After her first order, where she had helped someone with their house makeover, there was no looking back. She creates everything all by herself from scratch, right from the wood-cutting and carving process. Since festive seasons are also about new beginnings, Durga Puja is a time when people like to decorate or renovate their homes, and Debanjali’s creations find takers among the lot. From decorative mirrors to standing lamps to quirky nameplates, she does it all. Debanjali claims her work has found clients in various other parts of the country too.

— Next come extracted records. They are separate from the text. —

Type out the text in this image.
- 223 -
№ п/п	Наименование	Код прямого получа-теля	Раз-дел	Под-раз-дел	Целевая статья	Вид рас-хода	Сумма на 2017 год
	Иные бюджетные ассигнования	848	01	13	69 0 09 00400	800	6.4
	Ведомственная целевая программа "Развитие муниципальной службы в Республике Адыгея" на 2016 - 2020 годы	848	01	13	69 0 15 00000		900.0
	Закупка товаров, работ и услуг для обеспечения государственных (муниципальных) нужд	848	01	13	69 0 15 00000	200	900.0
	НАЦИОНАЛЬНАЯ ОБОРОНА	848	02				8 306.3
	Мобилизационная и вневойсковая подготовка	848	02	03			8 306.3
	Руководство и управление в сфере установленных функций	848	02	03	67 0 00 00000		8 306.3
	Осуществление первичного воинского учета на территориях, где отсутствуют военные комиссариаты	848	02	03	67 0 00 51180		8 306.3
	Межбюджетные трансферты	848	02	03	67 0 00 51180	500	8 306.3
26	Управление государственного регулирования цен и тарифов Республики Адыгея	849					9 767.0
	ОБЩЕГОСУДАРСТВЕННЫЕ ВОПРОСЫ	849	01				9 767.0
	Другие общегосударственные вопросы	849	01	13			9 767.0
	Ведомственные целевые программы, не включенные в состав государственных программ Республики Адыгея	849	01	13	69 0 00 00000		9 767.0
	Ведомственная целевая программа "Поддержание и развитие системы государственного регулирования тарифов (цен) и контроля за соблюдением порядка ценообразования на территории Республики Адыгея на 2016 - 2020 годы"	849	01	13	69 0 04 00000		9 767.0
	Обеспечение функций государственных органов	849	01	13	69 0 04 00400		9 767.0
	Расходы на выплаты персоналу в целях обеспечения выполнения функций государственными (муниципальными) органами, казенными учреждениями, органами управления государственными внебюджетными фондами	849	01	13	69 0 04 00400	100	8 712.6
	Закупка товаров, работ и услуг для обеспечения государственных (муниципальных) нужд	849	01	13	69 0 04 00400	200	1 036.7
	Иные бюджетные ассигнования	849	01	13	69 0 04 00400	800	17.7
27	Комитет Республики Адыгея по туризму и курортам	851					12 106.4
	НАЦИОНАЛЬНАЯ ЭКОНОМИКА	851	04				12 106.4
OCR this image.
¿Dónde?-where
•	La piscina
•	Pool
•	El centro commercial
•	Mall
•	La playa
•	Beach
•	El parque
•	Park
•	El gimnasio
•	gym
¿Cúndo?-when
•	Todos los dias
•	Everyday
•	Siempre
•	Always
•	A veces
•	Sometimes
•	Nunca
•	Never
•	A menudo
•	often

Rinku Chattopadhyay, a full-time mother and homemaker, also wanted to start something of her own. She credits her sister for motivating her to begin her venture — Darshik, an online platform that sells a variety of things such as bags, jewelery, and clothes, which she claims are of great quality and at the same time pocket-friendly.
The festive season is nothing without sweets. But why should sweets be limited to the traditional varieties? This is where Sohini finds her art can help. She says it is challenging to place chocolates on par with Indian sweets during festivals, but she was still keen to experiment with the idea. Surprisingly, she says, people welcomed the change and she has been able to create chocolates with a variety of flavours.
Sohini thanks her mother for helping her start this venture amid a lot of difficulties. But she honed her skills, and succeeded in becoming a chocolatier. For this festive season, she has designed customized chocolate boxes that gives the look and feel of Duga Puja, and hopes to bring something new and unique to the people. Sohini’s flavors include Benarasi Paan delight, and chocolates with flavors of fruit such as mango, orange and blueberry. For the traditional audience who craves sweets, she has rasmalai chocolates too.